Comment by sailorwifenmom on November 13, 2012 at 12:13pm
You're right about the emergency leave - if you aren't there on SOFA status, you aren't able to travel with him on his leave orders. She could, in theory, fly on the PE, IF the command had given her the paperwork needed to use space A when your Sailor is on unaccompanied or deployed, BUT, if they know she's living there, odds are they haven't given them that, and, even IF she has it, it's an entirely different (and MUCH lower) category for making the flight. So there is a very very good chance he would go and she would not.

OH - and even if you are able to be seen at the base for medical, if something comes up (such as recently when a couple of Airmen crashed their car) and you end up in an off base hospital, that is also a diplomatic and insurance mess.
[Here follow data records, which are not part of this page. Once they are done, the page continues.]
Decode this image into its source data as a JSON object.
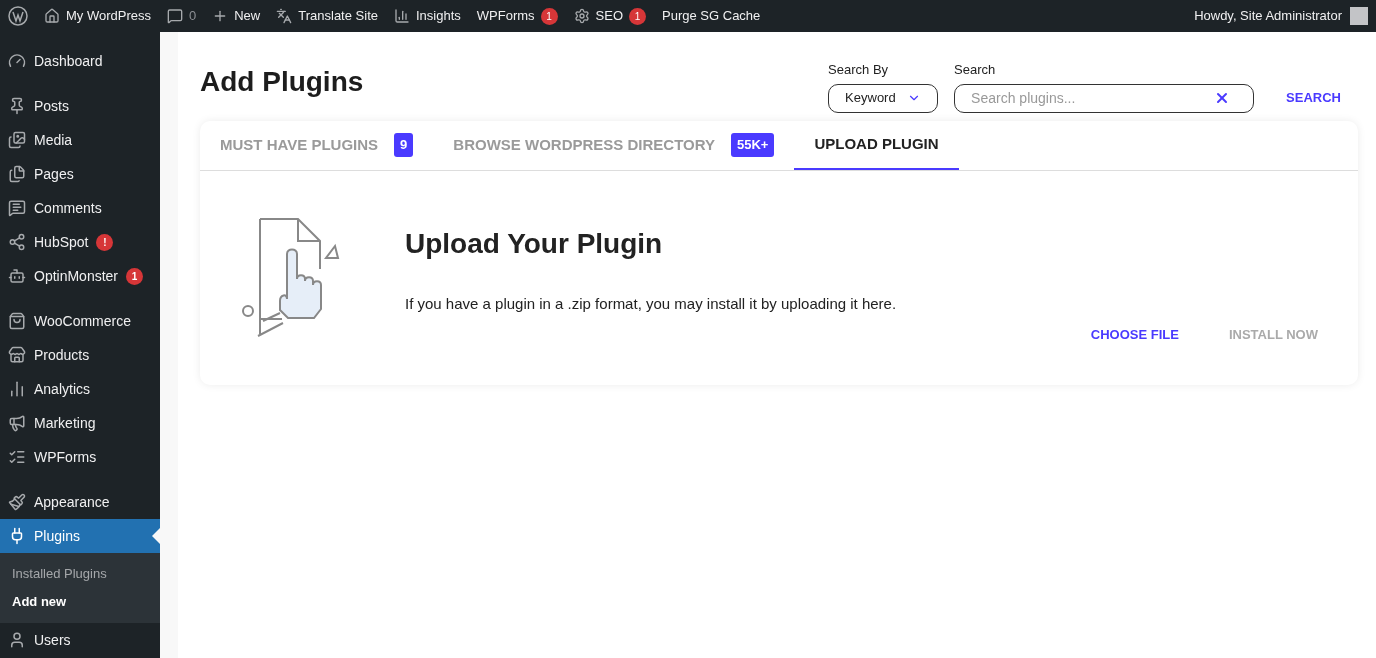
{
  "admin_bar": {
    "items": [
      {
        "label": "My WordPress"
      },
      {
        "label": "0"
      },
      {
        "label": "New"
      },
      {
        "label": "Translate Site"
      },
      {
        "label": "Insights"
      },
      {
        "label": "WPForms",
        "badge": "1"
      },
      {
        "label": "SEO",
        "badge": "1"
      },
      {
        "label": "Purge SG Cache"
      }
    ],
    "greeting": "Howdy, Site Administrator"
  },
  "sidebar": {
    "groups": [
      {
        "items": [
          {
            "label": "Dashboard",
            "selected": false
          }
        ]
      },
      {
        "items": [
          {
            "label": "Posts",
            "selected": false
          },
          {
            "label": "Media",
            "selected": false
          },
          {
            "label": "Pages",
            "selected": false
          },
          {
            "label": "Comments",
            "selected": false
          },
          {
            "label": "HubSpot",
            "selected": false,
            "badge": "!"
          },
          {
            "label": "OptinMonster",
            "selected": false,
            "badge": "1"
          }
        ]
      },
      {
        "items": [
          {
            "label": "WooCommerce",
            "selected": false
          },
          {
            "label": "Products",
            "selected": false
          },
          {
            "label": "Analytics",
            "selected": false
          },
          {
            "label": "Marketing",
            "selected": false
          },
          {
            "label": "WPForms",
            "selected": false
          }
        ]
      },
      {
        "items": [
          {
            "label": "Appearance",
            "selected": false
          },
          {
            "label": "Plugins",
            "selected": true,
            "children": [
              {
                "label": "Installed Plugins",
                "selected": false
              },
              {
                "label": "Add new",
                "selected": true
              }
            ]
          },
          {
            "label": "Users",
            "selected": false
          }
        ]
      }
    ]
  },
  "page": {
    "title": "Add Plugins",
    "search_by": {
      "label": "Search By",
      "value": "Keyword"
    },
    "search": {
      "label": "Search",
      "placeholder": "Search plugins..."
    },
    "search_button": "SEARCH",
    "tabs": [
      {
        "label": "MUST HAVE PLUGINS",
        "badge": "9",
        "selected": false
      },
      {
        "label": "BROWSE WORDPRESS DIRECTORY",
        "badge": "55K+",
        "selected": false
      },
      {
        "label": "UPLOAD PLUGIN",
        "selected": true
      }
    ],
    "upload": {
      "heading": "Upload Your Plugin",
      "text": "If you have a plugin in a .zip format, you may install it by uploading it here.",
      "buttons": [
        {
          "label": "CHOOSE FILE",
          "disabled": false
        },
        {
          "label": "INSTALL NOW",
          "disabled": true
        }
      ]
    }
  }
}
Not to mention when you transfer... Right before we left, there was a Sailor who was in my husband's department who got on the PE (as per his orders) to fly back to the States. His wife flew to Tokyo to fly out commercial to join him. He was in the air, and she was detained at customs at the airport, because there was a problem with her paperwork. She was posting all over the message boards for there, and calling his command (thank goodness my husband had just turned over the Department so we could Pcs as well, so he didn't have to deal with it) but there wasn't anything the base could do except direct her to the embassy. Her husband was in the air and had no idea she wasn't going to be meeting him in Seattle as planned....

Living overseas is great - we've done it multiple times and I've loved each one, and would do it again in a second. But, it is NOT something I would ever encourage someone to do as a military family without SOFA status. Because basically you become either an expat or, frankly, an illegal alien, if you do. Neither of which has the protection that SOFA gives you.
Comment by LovesASailor on May 8, 2014 at 4:58pm

Hello,

My husband recently received orders to Yokosuka :))) he is an E3 so I am realistic as to the time frame (that he has to reach E4) for me and our daughter to be able to achieve Command Sponsorship and meet him there. His tour is 36 months which, in turn will be good for our family as it will give plenty of time for him to meet his quals and for paperwork.
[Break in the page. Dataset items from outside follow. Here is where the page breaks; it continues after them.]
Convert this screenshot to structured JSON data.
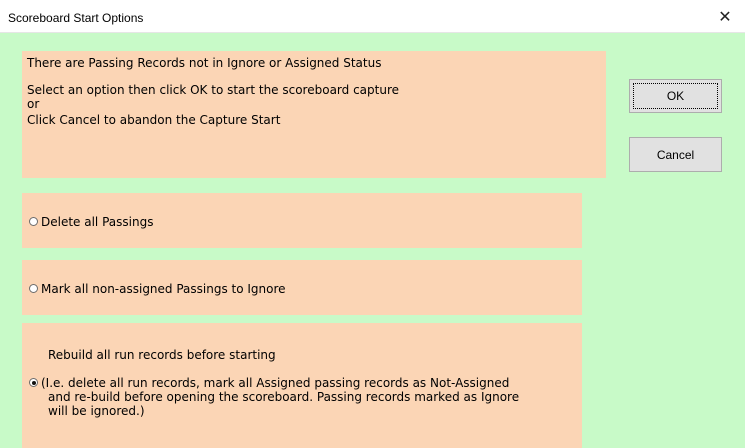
{
  "dialog": {
    "title": "Scoreboard Start Options",
    "close_glyph": "✕"
  },
  "message": {
    "lines": [
      "There are Passing Records not in Ignore or Assigned Status",
      "Select an option then click OK to start the scoreboard capture",
      "or",
      "Click Cancel to abandon the Capture Start"
    ]
  },
  "options": [
    {
      "label": "Delete all Passings",
      "selected": false
    },
    {
      "label": "Mark all non-assigned Passings to Ignore",
      "selected": false
    },
    {
      "heading": "Rebuild all run records before starting",
      "label_lines": [
        "(I.e. delete all run records, mark all Assigned passing records as Not-Assigned",
        "and re-build before opening the scoreboard. Passing records marked as Ignore",
        "will be ignored.)"
      ],
      "selected": true
    }
  ],
  "buttons": {
    "ok_label": "OK",
    "cancel_label": "Cancel"
  },
  "colors": {
    "dialog_background": "#c8fac8",
    "panel_background": "#fbd5b5"
  }
}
My question is, is it possible on my end to start the paperwork for the medical screenings? it is my understanding that it is quite thorough and alone can be time consuming. Also, I have been reading about the EFMP screenings. Is this the same as the medical screening? If it is possible to get myself checked out and good to go on my end, who should I contact?

Thank you so much, from all of the research I have been hearing both from families and sailors they love Japan :) 

Comment by Anti M on May 9, 2014 at 7:49am

I do not think they will let you begin the screening until he puts in for the command sponsorship.  The screening itself can expire, so it is best to wait.  This is something he will need to verify when he talks to his new command about bringing you over.  Even though he is an E-3, he should begin asking the day he checks in, or even begin talking to his sponsor before he arrives.  You can get the forms, know what is on them, line up your personal records, but do not begin making doctor appointments too soon.  It all takes time, so no need to get too far ahead.

Comment by Jumanji on June 13, 2014 at 8:09pm
Good article, AntiM! We spent 5.5 years stationed in Okinawa, with SOFA status. That is the only way I would recommend it. Otherwise, it is miserable. Much better for the service member to go unaccompanied and plan for a visit from loved ones later, take leave, make plans for transportation, save money for said plans, etc. - all ranks can benefit by this info. We had a sponsor family and my husband arrived a few weeks before we did, which helped. Over the years, we became the sponsors for about 4-5 families and helped with many others. It was a fun time although nothing in Oki is easy all of the time!
Comment by Anti M on June 16, 2014 at 11:29am

Okinawa is so beautiful.  I was TDY there a couple times, and although I was in the barracks, I enjoyed it.   Thank you for being a sponsor, that is such an important duty and important to do it well so the new families start off right.